Want to pay an extra $258 per year for Plant Washington coal power?

Guest Blog | July 1, 2011 | Coal, Energy Policy

Me neither.

Unfortunately for ratepayers, a report published by consumer advocate Georgia Watch on June 22 suggests that customers of Power4Georgians member EMCs (Cobb, Central Georgia, Snapping Shoals, Upson and Washington EMC) could see their electric rates jump 10-20% when the proposed coal-fired Plant Washington comes online. The report, which only includes the impact of Plant Washington and not the second proposed plant, Ben Hill, underscores the concerns about cost we’ve previously discussed here.
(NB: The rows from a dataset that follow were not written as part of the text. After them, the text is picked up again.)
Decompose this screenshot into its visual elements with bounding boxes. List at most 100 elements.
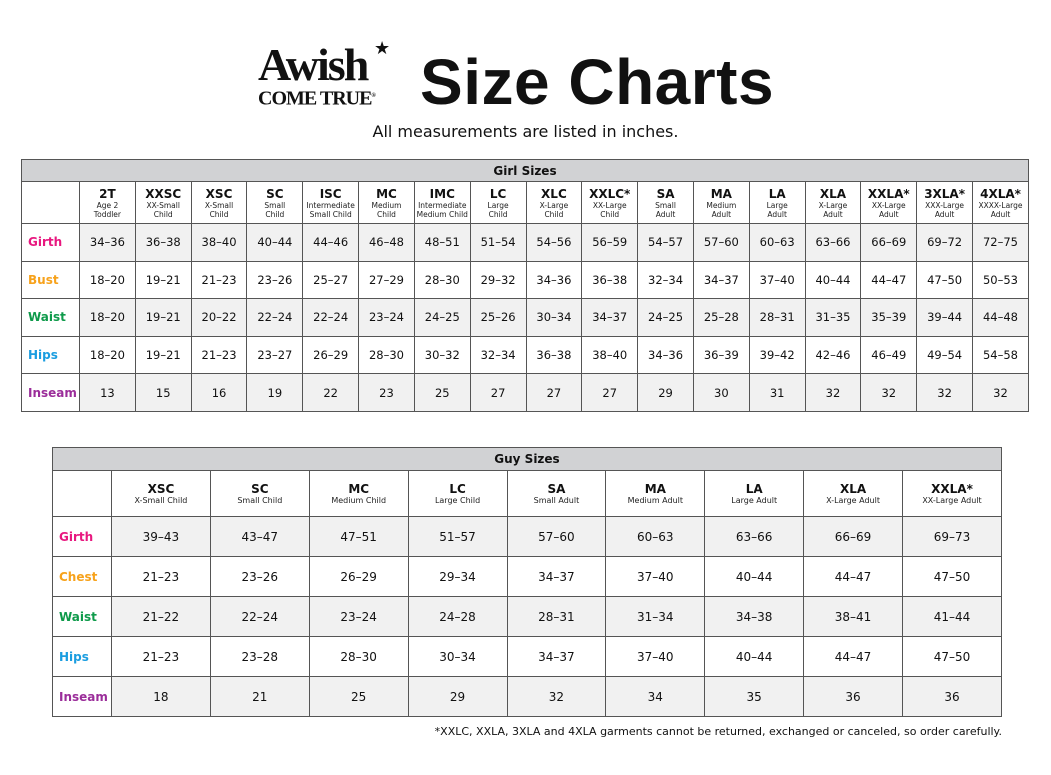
size-description: Small — [264, 200, 286, 210]
measurement-value: 16 — [190, 373, 248, 412]
size-header-cell: 4XLA* XXXX-Large Adult — [972, 181, 1029, 224]
measurement-value: 57–60 — [506, 516, 607, 557]
measurement-value: 57–60 — [692, 223, 750, 262]
measurement-value: 69–72 — [916, 223, 973, 262]
measurement-value: 22–24 — [209, 596, 310, 637]
size-header-cell: IMC Intermediate Medium Child — [413, 181, 471, 224]
measurement-value: 38–41 — [803, 596, 903, 637]
measurement-value: 31–34 — [605, 596, 706, 637]
size-header-cell: LA Large Adult — [704, 470, 805, 517]
measurement-value: 23–28 — [209, 636, 310, 677]
measurement-value: 20–22 — [190, 298, 248, 337]
measurement-value: 27 — [525, 373, 583, 412]
table-caption: Girl Sizes — [21, 159, 1029, 182]
size-code: MC — [376, 186, 397, 201]
size-description: X-Small Child — [134, 496, 188, 505]
measurement-row-hips: Hips 21–23 23–28 28–30 30–34 34–37 37–40 40–44 4… — [52, 636, 1002, 677]
measurement-value: 40–44 — [804, 260, 862, 300]
size-description: X-Large — [539, 200, 569, 210]
measurement-value: 26–29 — [302, 335, 360, 375]
size-description: Medium — [371, 200, 402, 210]
measurement-value: 44–47 — [803, 556, 903, 597]
size-header-cell: XSC X-Small Child — [190, 181, 248, 224]
guy-sizes-table: Guy Sizes XSC X-Small Child SC Small Child MC… — [52, 447, 1002, 717]
measurement-value: 32 — [804, 373, 862, 412]
measurement-value: 50–53 — [972, 260, 1029, 300]
size-header-cell: XLA X-Large Adult — [804, 181, 862, 224]
measurement-value: 36 — [902, 676, 1002, 717]
size-description: Medium Adult — [627, 496, 683, 505]
measurement-value: 34–37 — [581, 298, 639, 337]
size-header-cell: 2T Age 2 Toddler — [79, 181, 136, 224]
size-code: SA — [547, 482, 566, 496]
size-description: Age 2 — [96, 200, 119, 210]
measurement-value: 40–44 — [704, 556, 805, 597]
measurement-value: 30–34 — [525, 298, 583, 337]
size-description: Child — [488, 209, 508, 219]
measurement-value: 44–47 — [803, 636, 903, 677]
measurement-value: 44–46 — [302, 223, 360, 262]
measurement-label: Girth — [52, 516, 112, 557]
size-code: SA — [656, 186, 675, 201]
measurement-value: 66–69 — [860, 223, 918, 262]
measurement-value: 36–38 — [525, 335, 583, 375]
size-code: XXLC* — [589, 186, 631, 201]
measurement-value: 25–28 — [692, 298, 750, 337]
measurement-value: 23–24 — [358, 298, 415, 337]
measurement-value: 48–51 — [413, 223, 471, 262]
size-description: Large — [766, 200, 788, 210]
size-header-cell: XLC X-Large Child — [525, 181, 583, 224]
size-header-cell: SA Small Adult — [637, 181, 694, 224]
size-header-cell: LC Large Child — [469, 181, 527, 224]
size-header-cell: ISC Intermediate Small Child — [302, 181, 360, 224]
size-description: Child — [153, 209, 173, 219]
size-description: Child — [600, 209, 620, 219]
measurement-row-inseam: Inseam 18 21 25 29 32 34 35 36 36 — [52, 676, 1002, 717]
size-description: Medium Child — [331, 496, 387, 505]
size-description: Intermediate — [418, 200, 467, 210]
star-icon: ★ — [374, 38, 391, 59]
size-header-cell: XXLA* XX-Large Adult — [860, 181, 918, 224]
measurement-value: 21 — [209, 676, 310, 717]
size-code: ISC — [319, 186, 342, 201]
table-caption-row: Guy Sizes — [52, 447, 1002, 471]
measurement-value: 31–35 — [804, 298, 862, 337]
measurement-value: 34–36 — [637, 335, 694, 375]
size-description: Child — [377, 209, 396, 219]
size-code: IMC — [429, 186, 455, 201]
size-description: Adult — [767, 209, 787, 219]
measurement-value: 23 — [358, 373, 415, 412]
size-code: LA — [745, 482, 763, 496]
size-description: Child — [209, 209, 229, 219]
size-description: Adult — [879, 209, 899, 219]
measurement-value: 56–59 — [581, 223, 639, 262]
size-description: XX-Large — [592, 200, 627, 210]
measurement-value: 36–38 — [134, 223, 192, 262]
size-code: XXLA* — [867, 186, 910, 201]
size-code: 4XLA* — [980, 186, 1021, 201]
measurement-value: 28–31 — [748, 298, 806, 337]
measurement-label: Inseam — [52, 676, 112, 717]
logo-text-awish: Awish — [258, 39, 369, 90]
size-description: XXXX-Large — [978, 200, 1023, 210]
table-caption-row: Girl Sizes — [21, 159, 1029, 182]
size-code: SC — [251, 482, 269, 496]
size-header-row: 2T Age 2 Toddler XXSC XX-Small Child XSC X-Smal… — [21, 181, 1029, 224]
measurement-value: 31 — [748, 373, 806, 412]
measurement-value: 25 — [413, 373, 471, 412]
footnote: *XXLC, XXLA, 3XLA and 4XLA garments cann… — [434, 725, 1002, 738]
measurement-value: 34–38 — [704, 596, 805, 637]
measurement-value: 34–36 — [79, 223, 136, 262]
measurement-row-girth: Girth 39–43 43–47 47–51 51–57 57–60 60–63 63–66… — [52, 516, 1002, 557]
measurement-value: 43–47 — [209, 516, 310, 557]
measurement-value: 21–23 — [190, 335, 248, 375]
measurement-value: 63–66 — [804, 223, 862, 262]
measurement-value: 46–48 — [358, 223, 415, 262]
size-code: XLC — [541, 186, 567, 201]
size-header-cell: XXLC* XX-Large Child — [581, 181, 639, 224]
measurement-value: 54–56 — [525, 223, 583, 262]
measurement-value: 24–25 — [637, 298, 694, 337]
measurement-value: 15 — [134, 373, 192, 412]
measurement-label: Bust — [21, 260, 80, 300]
measurement-value: 18–20 — [79, 260, 136, 300]
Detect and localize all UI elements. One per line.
Power4Georgians Plant Washington Coal-Fired Power Plant: Too High a Price for Consumers demonstrates that:
•    During the first year of the plant’s operation, the average electric rate increase would be 16 percent, eight times higher than what consumers might normally expect.
•    In actual dollars (for an average household using 1000 kWh per month) this is an average additional cost of $208.00 to the household budget annually. Depending upon where consumers live, the annual increase would range from $165 to $240.
•    During the early years of Plant Washington’s coal-fired operation consumers can expect at least an additional $50.00 annual charge to pay for the cost of new carbon regulations.
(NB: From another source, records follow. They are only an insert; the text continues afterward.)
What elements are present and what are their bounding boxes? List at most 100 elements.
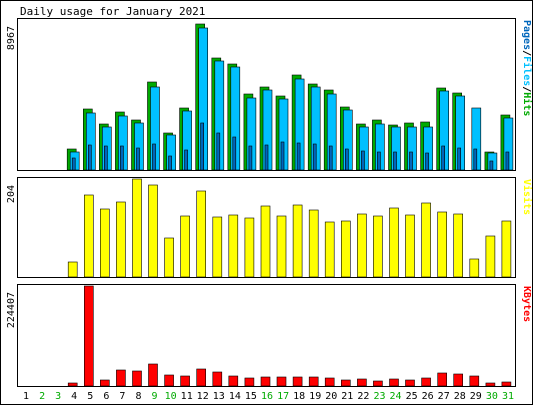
bar-visits-day-20 xyxy=(324,221,335,278)
legend-entry: Hits xyxy=(521,92,533,116)
bar-visits-day-4 xyxy=(67,261,78,278)
x-tick-label: 24 xyxy=(389,391,401,402)
bar-kbytes-day-26 xyxy=(421,377,431,387)
bar-kbytes-day-31 xyxy=(501,381,512,387)
bar-visits-day-9 xyxy=(148,184,158,278)
bar-kbytes-day-9 xyxy=(148,363,158,387)
bar-pages-day-22 xyxy=(361,150,365,171)
x-tick-label: 9 xyxy=(151,391,157,402)
bar-pages-day-24 xyxy=(393,151,397,171)
bar-kbytes-day-30 xyxy=(485,382,496,387)
panel-frame xyxy=(17,284,516,387)
bar-pages-day-29 xyxy=(473,148,478,171)
x-tick-label: 25 xyxy=(406,391,418,402)
bar-pages-day-10 xyxy=(168,155,172,171)
bar-kbytes-day-4 xyxy=(67,382,78,387)
bar-kbytes-day-23 xyxy=(373,380,383,387)
legend-entry: Pages xyxy=(521,20,532,50)
x-tick-label: 21 xyxy=(341,391,353,402)
bar-pages-day-25 xyxy=(409,151,413,171)
bar-kbytes-day-12 xyxy=(196,368,206,387)
x-tick-label: 1 xyxy=(23,391,29,402)
bar-visits-day-30 xyxy=(485,235,496,278)
bar-visits-day-23 xyxy=(373,215,383,278)
bar-visits-day-12 xyxy=(196,190,206,278)
bar-visits-day-18 xyxy=(292,204,303,278)
bar-visits-day-19 xyxy=(308,209,319,278)
panel-frame xyxy=(17,177,516,278)
legend-entry: KBytes xyxy=(521,286,532,322)
x-axis: 1 2 3 4 5 6 7 8 9 10 11 12 13 14 15 16 17 18 19 20 21 22 23 24 2… xyxy=(23,391,514,402)
bar-kbytes-day-20 xyxy=(324,377,335,387)
bar-kbytes-day-13 xyxy=(212,371,223,387)
x-tick-label: 3 xyxy=(55,391,61,402)
chart-title: Daily usage for January 2021 xyxy=(20,5,205,18)
panel-legend: KBytes xyxy=(521,286,532,322)
panel-legend: Pages/Files/Hits xyxy=(521,20,533,116)
x-tick-label: 12 xyxy=(197,391,209,402)
bar-kbytes-day-24 xyxy=(389,378,399,387)
x-tick-label: 15 xyxy=(245,391,257,402)
bar-kbytes-day-11 xyxy=(180,375,190,387)
bar-visits-day-17 xyxy=(276,215,287,278)
bar-pages-day-30 xyxy=(489,160,494,171)
bar-visits-day-7 xyxy=(116,201,126,278)
bar-kbytes-day-10 xyxy=(164,374,174,387)
x-tick-label: 28 xyxy=(454,391,466,402)
bar-pages-day-13 xyxy=(216,132,221,171)
bar-pages-day-26 xyxy=(425,152,429,171)
bar-pages-day-11 xyxy=(184,149,188,171)
bar-kbytes-day-22 xyxy=(357,378,367,387)
x-tick-label: 8 xyxy=(135,391,141,402)
bar-pages-day-21 xyxy=(344,148,349,171)
bar-kbytes-day-16 xyxy=(260,376,271,387)
bar-pages-day-31 xyxy=(505,151,510,171)
bar-visits-day-25 xyxy=(405,214,415,278)
bar-kbytes-day-17 xyxy=(276,376,287,387)
bar-kbytes-day-28 xyxy=(453,373,464,387)
bar-visits-day-22 xyxy=(357,213,367,278)
bar-kbytes-day-21 xyxy=(340,379,351,387)
x-tick-label: 13 xyxy=(213,391,225,402)
bar-kbytes-day-15 xyxy=(244,377,255,387)
bar-visits-day-24 xyxy=(389,207,399,278)
legend-entry: / xyxy=(521,50,532,56)
x-tick-label: 14 xyxy=(229,391,241,402)
bar-visits-day-5 xyxy=(84,194,94,278)
x-tick-label: 30 xyxy=(486,391,498,402)
x-tick-label: 29 xyxy=(470,391,482,402)
bar-pages-day-18 xyxy=(296,142,301,171)
x-tick-label: 5 xyxy=(87,391,93,402)
panel-frame xyxy=(17,18,516,171)
bar-pages-day-28 xyxy=(457,147,462,171)
bar-pages-day-20 xyxy=(328,145,333,171)
bar-kbytes-day-25 xyxy=(405,379,415,387)
x-tick-label: 2 xyxy=(39,391,45,402)
bar-visits-day-26 xyxy=(421,202,431,278)
bar-kbytes-day-7 xyxy=(116,369,126,387)
legend-entry: Files xyxy=(521,56,533,86)
y-max-label: 204 xyxy=(6,185,17,203)
bar-kbytes-day-19 xyxy=(308,376,319,387)
bar-pages-day-15 xyxy=(248,145,253,171)
bar-kbytes-day-29 xyxy=(469,375,480,387)
bar-pages-day-14 xyxy=(232,136,237,171)
panel-legend: Visits xyxy=(521,179,533,215)
bar-pages-day-23 xyxy=(377,151,381,171)
bar-visits-day-31 xyxy=(501,220,512,278)
bar-visits-day-15 xyxy=(244,217,255,278)
x-tick-label: 18 xyxy=(293,391,305,402)
bar-visits-day-11 xyxy=(180,215,190,278)
x-tick-label: 10 xyxy=(165,391,177,402)
bar-pages-day-19 xyxy=(312,143,317,171)
bar-pages-day-5 xyxy=(88,144,92,171)
panel-kbytes: 224407 KBytes xyxy=(6,284,532,387)
bar-kbytes-day-6 xyxy=(100,379,110,387)
x-tick-label: 11 xyxy=(181,391,193,402)
x-tick-label: 6 xyxy=(103,391,109,402)
bar-visits-day-6 xyxy=(100,208,110,278)
bar-visits-day-13 xyxy=(212,216,223,278)
bar-pages-day-9 xyxy=(152,143,156,171)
The report’s author, Tom Sanzillo of T. R. Rose Associates, used a wide variety of government and market data, stock analyst reports, and comparisons to other plants to prepare the report. In the report he points out that:

Power4Georgians…has offered no publicly available, up-to-date comprehensive financial model of Plant Washington…. This report provides several examples of developers, at various stages of the process that have provided the public with comprehensive information and frequent updates. Such information is usually provided by professional experts and [is] independently verifiable. P4G’s lack of/unwillingness to provide similar information stands in stark contrast to other plant developers’ efforts toward transparency.
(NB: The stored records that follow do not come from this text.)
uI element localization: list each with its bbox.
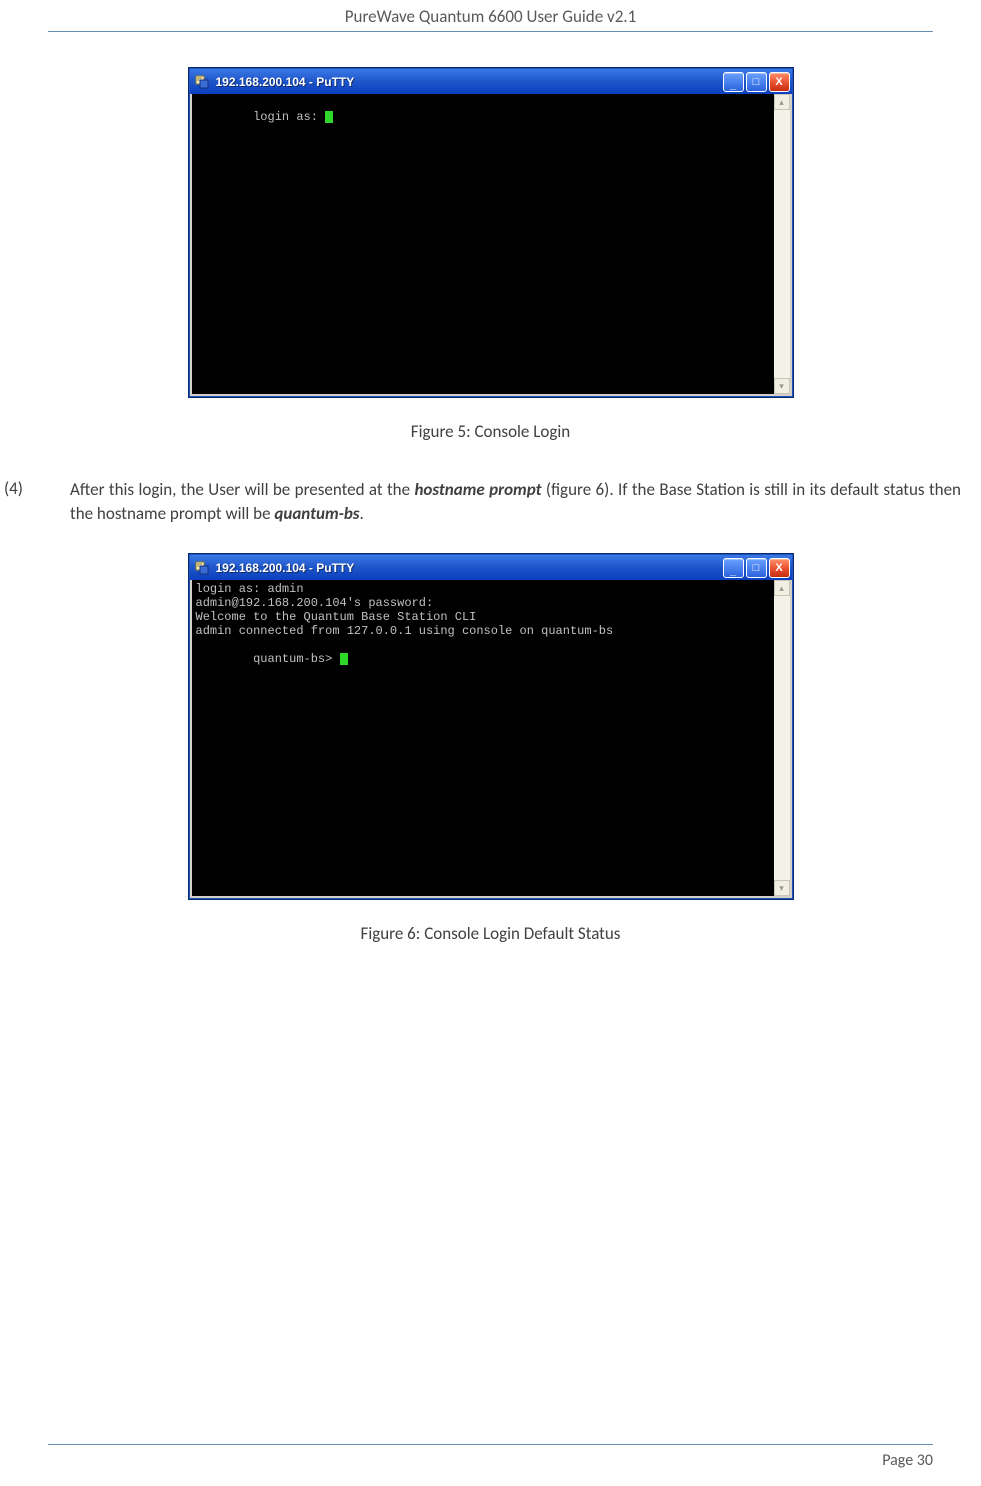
quantum-bs-term: quantum-bs xyxy=(274,503,359,524)
putty-titlebar[interactable]: 192.168.200.104 - PuTTY _ □ X xyxy=(190,69,792,94)
terminal-cursor xyxy=(340,653,348,665)
putty-window-fig6: 192.168.200.104 - PuTTY _ □ X login as: … xyxy=(189,554,793,899)
terminal-area[interactable]: login as: ▴ ▾ xyxy=(190,94,792,396)
chevron-up-icon: ▴ xyxy=(779,583,784,594)
terminal-scrollbar[interactable]: ▴ ▾ xyxy=(774,94,790,394)
terminal-line: quantum-bs> xyxy=(196,638,786,680)
terminal-cursor xyxy=(325,111,333,123)
page-content: 192.168.200.104 - PuTTY _ □ X login as: … xyxy=(0,68,981,944)
window-controls: _ □ X xyxy=(723,72,790,92)
minimize-button[interactable]: _ xyxy=(723,72,744,92)
terminal-scrollbar[interactable]: ▴ ▾ xyxy=(774,580,790,896)
hostname-prompt-term: hostname prompt xyxy=(414,479,541,500)
scroll-up-button[interactable]: ▴ xyxy=(774,580,790,596)
putty-app-icon xyxy=(194,74,210,90)
terminal-text: login as: xyxy=(253,110,325,124)
minimize-icon: _ xyxy=(730,565,736,577)
para-text-pre: After this login, the User will be prese… xyxy=(70,479,414,500)
maximize-icon: □ xyxy=(753,76,760,88)
terminal-line: admin connected from 127.0.0.1 using con… xyxy=(196,624,786,638)
terminal-line: login as: admin xyxy=(196,582,786,596)
putty-titlebar[interactable]: 192.168.200.104 - PuTTY _ □ X xyxy=(190,555,792,580)
paragraph-4: (4) After this login, the User will be p… xyxy=(0,478,981,526)
scroll-track[interactable] xyxy=(774,110,790,378)
scroll-up-button[interactable]: ▴ xyxy=(774,94,790,110)
chevron-down-icon: ▾ xyxy=(779,883,784,894)
terminal-line: login as: xyxy=(196,96,786,138)
page-header: PureWave Quantum 6600 User Guide v2.1 xyxy=(48,0,933,32)
maximize-button[interactable]: □ xyxy=(746,558,767,578)
terminal-area[interactable]: login as: admin admin@192.168.200.104's … xyxy=(190,580,792,898)
scroll-down-button[interactable]: ▾ xyxy=(774,880,790,896)
minimize-icon: _ xyxy=(730,79,736,91)
page-footer: Page 30 xyxy=(48,1444,933,1470)
close-button[interactable]: X xyxy=(769,558,790,578)
scroll-down-button[interactable]: ▾ xyxy=(774,378,790,394)
figure5-caption: Figure 5: Console Login xyxy=(0,421,981,442)
maximize-icon: □ xyxy=(753,562,760,574)
scroll-track[interactable] xyxy=(774,596,790,880)
terminal-text: quantum-bs> xyxy=(253,652,339,666)
paragraph-text: After this login, the User will be prese… xyxy=(70,478,961,526)
window-controls: _ □ X xyxy=(723,558,790,578)
chevron-down-icon: ▾ xyxy=(779,381,784,392)
para-text-post: . xyxy=(359,503,363,524)
page-number: Page 30 xyxy=(882,1451,933,1470)
paragraph-number: (4) xyxy=(2,478,70,499)
doc-title: PureWave Quantum 6600 User Guide v2.1 xyxy=(345,6,637,27)
putty-app-icon xyxy=(194,560,210,576)
putty-window-title: 192.168.200.104 - PuTTY xyxy=(216,75,723,89)
close-icon: X xyxy=(775,76,782,88)
close-button[interactable]: X xyxy=(769,72,790,92)
terminal-line: admin@192.168.200.104's password: xyxy=(196,596,786,610)
chevron-up-icon: ▴ xyxy=(779,97,784,108)
putty-window-title: 192.168.200.104 - PuTTY xyxy=(216,561,723,575)
putty-window-fig5: 192.168.200.104 - PuTTY _ □ X login as: … xyxy=(189,68,793,397)
terminal-line: Welcome to the Quantum Base Station CLI xyxy=(196,610,786,624)
close-icon: X xyxy=(775,562,782,574)
maximize-button[interactable]: □ xyxy=(746,72,767,92)
figure6-caption: Figure 6: Console Login Default Status xyxy=(0,923,981,944)
minimize-button[interactable]: _ xyxy=(723,558,744,578)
Here at SACE we’re still wondering what “secret sauce” makes this plant different from the 153 coal plant proposals that have been canceled since 2007. Could it be personal pork for the project developers?

We continue to have significant doubts about Plant Washington’s viability in light of lower demands and likely cleaner, lower-cost options. In particular, SACE believes that there are great opportunities for energy efficiency in Georgia that have not been fully exploited. Ongoing changes in the energy market around natural gas and clean, renewable energy further call this plant into question.